Average is 28 days. Likely after 2 weeks they are fertilized.

I would go ahead and move the holding mom to the maternity tank (cycled).


----------



## EvyOsh (Nov 19, 2017)

DJRansome said:


> Average is 28 days. Likely after 2 weeks they are fertilized.
> 
> I would go ahead and move the holding mom to the maternity tank (cycled).


so you are saying a female that's holding eggs more than 2 weeks can be fertilized?. she is on her own right now. she has a lot of rocks to hide as well. the tank is fully cycled.


----------



## DJRansome (Oct 29, 2005)

Usually if they are unfertilized female will swallow them before the first week is out.


----------



## EvyOsh (Nov 19, 2017)

DJRansome said:


> Usually if they are unfertilized female will swallow them before the first week is out.

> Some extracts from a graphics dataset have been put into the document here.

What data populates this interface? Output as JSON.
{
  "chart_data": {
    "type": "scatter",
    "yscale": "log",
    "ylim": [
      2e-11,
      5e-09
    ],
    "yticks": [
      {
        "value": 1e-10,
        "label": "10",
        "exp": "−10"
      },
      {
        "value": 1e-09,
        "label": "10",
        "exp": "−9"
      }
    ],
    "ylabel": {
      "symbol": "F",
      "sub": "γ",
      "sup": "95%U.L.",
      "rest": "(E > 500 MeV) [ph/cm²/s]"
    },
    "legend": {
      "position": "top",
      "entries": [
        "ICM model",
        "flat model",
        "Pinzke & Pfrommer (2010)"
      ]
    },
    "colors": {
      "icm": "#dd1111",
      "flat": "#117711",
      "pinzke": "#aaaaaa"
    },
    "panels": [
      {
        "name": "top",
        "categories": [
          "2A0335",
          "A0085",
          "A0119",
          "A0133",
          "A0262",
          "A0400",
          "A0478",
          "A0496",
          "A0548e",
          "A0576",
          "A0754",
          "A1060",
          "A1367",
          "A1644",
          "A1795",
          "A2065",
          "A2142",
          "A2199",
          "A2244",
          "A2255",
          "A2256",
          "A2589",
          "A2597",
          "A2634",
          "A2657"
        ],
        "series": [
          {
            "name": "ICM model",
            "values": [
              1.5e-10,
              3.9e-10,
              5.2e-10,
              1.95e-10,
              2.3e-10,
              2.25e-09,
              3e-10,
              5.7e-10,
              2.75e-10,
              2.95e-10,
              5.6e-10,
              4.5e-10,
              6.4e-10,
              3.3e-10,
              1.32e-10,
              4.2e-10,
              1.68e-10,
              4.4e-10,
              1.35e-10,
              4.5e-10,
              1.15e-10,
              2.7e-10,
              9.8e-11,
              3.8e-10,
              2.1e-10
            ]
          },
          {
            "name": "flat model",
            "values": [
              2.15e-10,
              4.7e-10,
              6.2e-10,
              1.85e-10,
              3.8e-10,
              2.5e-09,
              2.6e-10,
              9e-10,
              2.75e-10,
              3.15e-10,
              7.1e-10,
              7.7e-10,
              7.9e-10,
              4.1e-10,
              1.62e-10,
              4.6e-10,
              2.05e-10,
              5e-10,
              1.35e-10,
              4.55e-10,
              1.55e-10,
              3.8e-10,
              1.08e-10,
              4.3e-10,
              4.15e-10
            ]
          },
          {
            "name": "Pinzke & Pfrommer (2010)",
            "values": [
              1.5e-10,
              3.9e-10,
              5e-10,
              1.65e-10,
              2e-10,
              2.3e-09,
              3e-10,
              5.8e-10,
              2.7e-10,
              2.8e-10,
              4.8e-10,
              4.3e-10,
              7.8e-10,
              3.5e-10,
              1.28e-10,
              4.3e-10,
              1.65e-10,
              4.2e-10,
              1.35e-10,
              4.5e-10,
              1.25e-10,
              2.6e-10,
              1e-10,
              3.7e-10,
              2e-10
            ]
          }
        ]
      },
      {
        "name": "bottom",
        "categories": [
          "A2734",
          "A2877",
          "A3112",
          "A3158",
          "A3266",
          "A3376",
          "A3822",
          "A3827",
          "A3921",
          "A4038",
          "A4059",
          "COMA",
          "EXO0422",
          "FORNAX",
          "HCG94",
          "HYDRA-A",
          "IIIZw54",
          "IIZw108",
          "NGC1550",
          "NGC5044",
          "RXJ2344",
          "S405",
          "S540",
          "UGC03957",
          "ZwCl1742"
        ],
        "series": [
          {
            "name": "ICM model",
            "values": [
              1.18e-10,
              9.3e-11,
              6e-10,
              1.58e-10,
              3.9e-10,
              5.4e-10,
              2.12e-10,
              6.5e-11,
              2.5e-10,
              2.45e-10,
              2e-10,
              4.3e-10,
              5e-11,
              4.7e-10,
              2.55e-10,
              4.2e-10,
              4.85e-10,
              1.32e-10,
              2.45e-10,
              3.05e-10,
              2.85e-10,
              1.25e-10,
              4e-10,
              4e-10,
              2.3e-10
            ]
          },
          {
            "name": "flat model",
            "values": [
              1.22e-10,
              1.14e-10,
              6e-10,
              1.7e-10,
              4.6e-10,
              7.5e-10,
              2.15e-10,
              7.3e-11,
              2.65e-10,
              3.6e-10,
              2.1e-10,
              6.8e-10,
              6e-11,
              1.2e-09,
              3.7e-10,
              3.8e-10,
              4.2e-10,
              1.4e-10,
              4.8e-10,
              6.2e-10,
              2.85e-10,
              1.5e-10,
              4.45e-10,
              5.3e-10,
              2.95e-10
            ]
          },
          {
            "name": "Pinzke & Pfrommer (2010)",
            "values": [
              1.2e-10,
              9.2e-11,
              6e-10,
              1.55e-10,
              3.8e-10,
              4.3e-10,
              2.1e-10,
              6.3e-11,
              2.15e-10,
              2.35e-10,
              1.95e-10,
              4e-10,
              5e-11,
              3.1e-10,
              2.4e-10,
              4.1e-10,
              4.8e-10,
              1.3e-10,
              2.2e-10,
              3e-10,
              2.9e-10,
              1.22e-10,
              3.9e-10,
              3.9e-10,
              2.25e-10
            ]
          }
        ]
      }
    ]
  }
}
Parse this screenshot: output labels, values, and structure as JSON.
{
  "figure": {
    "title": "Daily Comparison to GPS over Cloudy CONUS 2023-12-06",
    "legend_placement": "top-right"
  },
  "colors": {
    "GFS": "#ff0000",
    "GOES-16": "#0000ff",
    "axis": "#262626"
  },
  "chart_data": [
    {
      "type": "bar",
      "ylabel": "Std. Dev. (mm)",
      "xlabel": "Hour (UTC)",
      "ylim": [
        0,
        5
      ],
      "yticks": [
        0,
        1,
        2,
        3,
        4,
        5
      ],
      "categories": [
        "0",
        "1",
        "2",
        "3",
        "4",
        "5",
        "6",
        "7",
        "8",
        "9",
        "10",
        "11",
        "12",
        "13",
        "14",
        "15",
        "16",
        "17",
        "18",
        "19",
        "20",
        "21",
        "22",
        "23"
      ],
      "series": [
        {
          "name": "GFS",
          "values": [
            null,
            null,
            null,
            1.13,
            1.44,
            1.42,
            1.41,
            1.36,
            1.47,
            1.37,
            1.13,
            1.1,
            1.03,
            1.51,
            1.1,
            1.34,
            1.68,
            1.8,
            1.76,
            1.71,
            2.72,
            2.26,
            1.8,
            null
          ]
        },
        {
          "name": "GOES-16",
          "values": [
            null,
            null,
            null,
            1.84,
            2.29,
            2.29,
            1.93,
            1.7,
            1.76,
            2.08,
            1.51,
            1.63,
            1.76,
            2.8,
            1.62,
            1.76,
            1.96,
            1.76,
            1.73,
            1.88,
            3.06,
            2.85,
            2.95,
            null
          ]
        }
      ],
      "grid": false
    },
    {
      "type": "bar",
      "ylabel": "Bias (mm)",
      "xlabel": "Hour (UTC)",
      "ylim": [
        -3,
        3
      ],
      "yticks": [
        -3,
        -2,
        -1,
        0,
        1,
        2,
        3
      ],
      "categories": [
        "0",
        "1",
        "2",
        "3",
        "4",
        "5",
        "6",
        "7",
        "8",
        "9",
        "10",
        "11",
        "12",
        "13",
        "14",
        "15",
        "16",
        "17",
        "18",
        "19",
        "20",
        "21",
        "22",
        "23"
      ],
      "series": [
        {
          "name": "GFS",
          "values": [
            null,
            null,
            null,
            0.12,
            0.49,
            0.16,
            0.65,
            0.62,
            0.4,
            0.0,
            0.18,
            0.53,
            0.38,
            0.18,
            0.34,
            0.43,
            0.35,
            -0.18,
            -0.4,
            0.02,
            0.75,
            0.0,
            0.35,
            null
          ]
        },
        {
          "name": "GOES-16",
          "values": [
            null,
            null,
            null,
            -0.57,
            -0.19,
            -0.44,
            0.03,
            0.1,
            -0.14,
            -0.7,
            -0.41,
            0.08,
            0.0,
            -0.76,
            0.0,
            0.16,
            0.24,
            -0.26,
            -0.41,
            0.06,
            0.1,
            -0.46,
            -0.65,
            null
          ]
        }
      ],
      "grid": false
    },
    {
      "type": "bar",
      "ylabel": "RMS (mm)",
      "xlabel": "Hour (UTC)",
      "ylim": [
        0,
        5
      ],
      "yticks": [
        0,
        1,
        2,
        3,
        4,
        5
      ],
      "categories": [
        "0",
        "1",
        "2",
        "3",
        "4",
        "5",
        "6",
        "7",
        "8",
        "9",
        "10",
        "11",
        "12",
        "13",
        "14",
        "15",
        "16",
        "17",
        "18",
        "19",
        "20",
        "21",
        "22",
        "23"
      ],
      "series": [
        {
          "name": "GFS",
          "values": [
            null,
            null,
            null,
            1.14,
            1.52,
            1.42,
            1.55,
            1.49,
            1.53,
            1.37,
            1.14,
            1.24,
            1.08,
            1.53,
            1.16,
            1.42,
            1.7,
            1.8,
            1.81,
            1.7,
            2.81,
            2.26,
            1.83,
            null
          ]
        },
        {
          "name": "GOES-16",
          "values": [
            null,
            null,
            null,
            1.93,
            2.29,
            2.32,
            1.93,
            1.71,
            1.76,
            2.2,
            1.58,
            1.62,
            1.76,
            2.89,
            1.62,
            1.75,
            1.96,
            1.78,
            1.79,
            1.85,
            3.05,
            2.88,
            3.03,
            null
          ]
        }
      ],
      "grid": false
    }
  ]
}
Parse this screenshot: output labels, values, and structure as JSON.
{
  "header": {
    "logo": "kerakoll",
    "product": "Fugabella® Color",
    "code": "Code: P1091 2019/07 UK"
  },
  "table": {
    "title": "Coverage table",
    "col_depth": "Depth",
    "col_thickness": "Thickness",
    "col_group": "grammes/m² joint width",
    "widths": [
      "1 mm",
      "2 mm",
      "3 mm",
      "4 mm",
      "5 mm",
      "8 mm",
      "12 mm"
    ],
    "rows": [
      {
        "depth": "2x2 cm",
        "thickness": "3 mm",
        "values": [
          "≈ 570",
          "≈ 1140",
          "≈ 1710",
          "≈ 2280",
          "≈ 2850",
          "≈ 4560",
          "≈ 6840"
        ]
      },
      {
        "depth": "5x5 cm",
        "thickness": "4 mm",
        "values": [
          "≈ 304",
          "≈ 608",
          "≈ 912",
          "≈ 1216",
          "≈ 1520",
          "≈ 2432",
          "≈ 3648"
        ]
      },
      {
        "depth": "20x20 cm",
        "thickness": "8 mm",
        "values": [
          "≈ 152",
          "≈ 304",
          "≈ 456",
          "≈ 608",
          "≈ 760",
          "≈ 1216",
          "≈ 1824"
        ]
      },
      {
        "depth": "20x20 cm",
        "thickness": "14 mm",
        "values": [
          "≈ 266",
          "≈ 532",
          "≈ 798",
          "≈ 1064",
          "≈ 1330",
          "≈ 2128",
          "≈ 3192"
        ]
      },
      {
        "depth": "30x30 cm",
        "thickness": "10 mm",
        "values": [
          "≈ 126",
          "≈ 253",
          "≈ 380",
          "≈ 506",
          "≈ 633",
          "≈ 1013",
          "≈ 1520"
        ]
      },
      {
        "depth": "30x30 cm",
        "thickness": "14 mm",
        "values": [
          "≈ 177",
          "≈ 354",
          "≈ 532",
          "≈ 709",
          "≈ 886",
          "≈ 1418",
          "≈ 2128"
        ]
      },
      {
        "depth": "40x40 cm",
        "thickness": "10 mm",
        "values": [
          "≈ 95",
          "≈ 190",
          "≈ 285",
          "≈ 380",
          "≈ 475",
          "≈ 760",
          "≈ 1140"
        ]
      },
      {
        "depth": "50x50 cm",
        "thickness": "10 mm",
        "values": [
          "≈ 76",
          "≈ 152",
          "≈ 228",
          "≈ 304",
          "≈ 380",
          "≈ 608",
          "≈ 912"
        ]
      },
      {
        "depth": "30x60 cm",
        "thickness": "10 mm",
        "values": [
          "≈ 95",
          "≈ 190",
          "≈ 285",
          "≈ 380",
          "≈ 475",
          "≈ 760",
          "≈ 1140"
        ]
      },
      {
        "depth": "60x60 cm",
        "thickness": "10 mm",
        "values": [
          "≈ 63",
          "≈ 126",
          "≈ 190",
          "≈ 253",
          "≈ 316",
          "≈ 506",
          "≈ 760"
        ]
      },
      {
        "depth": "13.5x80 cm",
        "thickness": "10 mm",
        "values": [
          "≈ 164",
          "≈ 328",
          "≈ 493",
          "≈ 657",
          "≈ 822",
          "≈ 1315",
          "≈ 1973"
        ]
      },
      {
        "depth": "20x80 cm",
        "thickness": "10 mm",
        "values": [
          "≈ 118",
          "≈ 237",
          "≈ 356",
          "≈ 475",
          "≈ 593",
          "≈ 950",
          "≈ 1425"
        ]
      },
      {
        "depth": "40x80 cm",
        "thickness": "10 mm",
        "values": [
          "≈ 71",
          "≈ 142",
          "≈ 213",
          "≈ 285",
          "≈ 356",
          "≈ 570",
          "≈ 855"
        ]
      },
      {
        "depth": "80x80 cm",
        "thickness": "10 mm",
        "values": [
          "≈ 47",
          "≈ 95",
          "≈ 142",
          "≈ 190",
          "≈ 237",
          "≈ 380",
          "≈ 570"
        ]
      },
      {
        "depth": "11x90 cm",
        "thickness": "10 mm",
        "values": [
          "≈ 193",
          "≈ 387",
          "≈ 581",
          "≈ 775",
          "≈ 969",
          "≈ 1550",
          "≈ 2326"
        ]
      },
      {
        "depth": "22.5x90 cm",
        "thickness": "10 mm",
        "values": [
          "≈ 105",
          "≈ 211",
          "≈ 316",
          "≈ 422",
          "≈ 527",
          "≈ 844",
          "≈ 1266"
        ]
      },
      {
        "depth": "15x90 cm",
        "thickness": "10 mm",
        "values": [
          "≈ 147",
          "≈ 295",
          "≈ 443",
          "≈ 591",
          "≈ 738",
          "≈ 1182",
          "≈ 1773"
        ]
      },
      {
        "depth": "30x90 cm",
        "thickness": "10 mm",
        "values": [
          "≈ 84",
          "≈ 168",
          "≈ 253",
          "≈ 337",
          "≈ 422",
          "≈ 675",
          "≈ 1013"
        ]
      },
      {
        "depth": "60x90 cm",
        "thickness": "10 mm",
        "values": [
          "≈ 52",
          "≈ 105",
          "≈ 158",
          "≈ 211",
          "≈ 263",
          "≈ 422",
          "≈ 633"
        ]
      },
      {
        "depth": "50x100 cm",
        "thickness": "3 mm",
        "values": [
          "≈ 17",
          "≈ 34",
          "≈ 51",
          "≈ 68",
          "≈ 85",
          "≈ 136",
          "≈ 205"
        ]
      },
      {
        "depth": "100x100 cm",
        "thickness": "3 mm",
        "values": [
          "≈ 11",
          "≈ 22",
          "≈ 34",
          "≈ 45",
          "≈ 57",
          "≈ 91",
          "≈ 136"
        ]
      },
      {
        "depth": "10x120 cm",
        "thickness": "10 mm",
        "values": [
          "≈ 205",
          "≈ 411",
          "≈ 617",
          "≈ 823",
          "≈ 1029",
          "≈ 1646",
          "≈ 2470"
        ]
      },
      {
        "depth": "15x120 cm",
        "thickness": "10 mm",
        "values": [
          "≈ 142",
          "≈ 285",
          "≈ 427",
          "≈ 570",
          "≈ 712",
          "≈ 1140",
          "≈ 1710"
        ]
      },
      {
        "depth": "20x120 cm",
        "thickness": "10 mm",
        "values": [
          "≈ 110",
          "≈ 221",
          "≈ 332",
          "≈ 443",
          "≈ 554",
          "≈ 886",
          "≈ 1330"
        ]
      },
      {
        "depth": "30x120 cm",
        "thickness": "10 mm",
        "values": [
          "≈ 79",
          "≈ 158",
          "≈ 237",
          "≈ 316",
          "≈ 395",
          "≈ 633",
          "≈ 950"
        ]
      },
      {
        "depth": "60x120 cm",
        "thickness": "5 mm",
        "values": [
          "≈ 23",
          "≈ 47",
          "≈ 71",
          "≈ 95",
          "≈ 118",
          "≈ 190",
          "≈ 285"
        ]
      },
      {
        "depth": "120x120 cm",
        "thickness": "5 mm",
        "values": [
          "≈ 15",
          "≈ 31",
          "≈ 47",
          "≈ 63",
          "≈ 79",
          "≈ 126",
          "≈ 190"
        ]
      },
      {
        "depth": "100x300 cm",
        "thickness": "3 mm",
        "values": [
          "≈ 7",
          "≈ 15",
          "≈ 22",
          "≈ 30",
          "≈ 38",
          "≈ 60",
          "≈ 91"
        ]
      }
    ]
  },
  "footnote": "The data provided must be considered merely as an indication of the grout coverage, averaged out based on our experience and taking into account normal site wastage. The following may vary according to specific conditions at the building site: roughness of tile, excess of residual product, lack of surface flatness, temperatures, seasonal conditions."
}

hey DJRansome Thank you so much. i just saw small black dots moving around in her mouth... im so excited this is my first experience hehehehehe...


----------



## EvyOsh (Nov 19, 2017)

DJRansome said:


> Usually if they are unfertilized female will swallow them before the first week is out.


she finally spit em out and they are looking so cute hahaha im so happy.


----------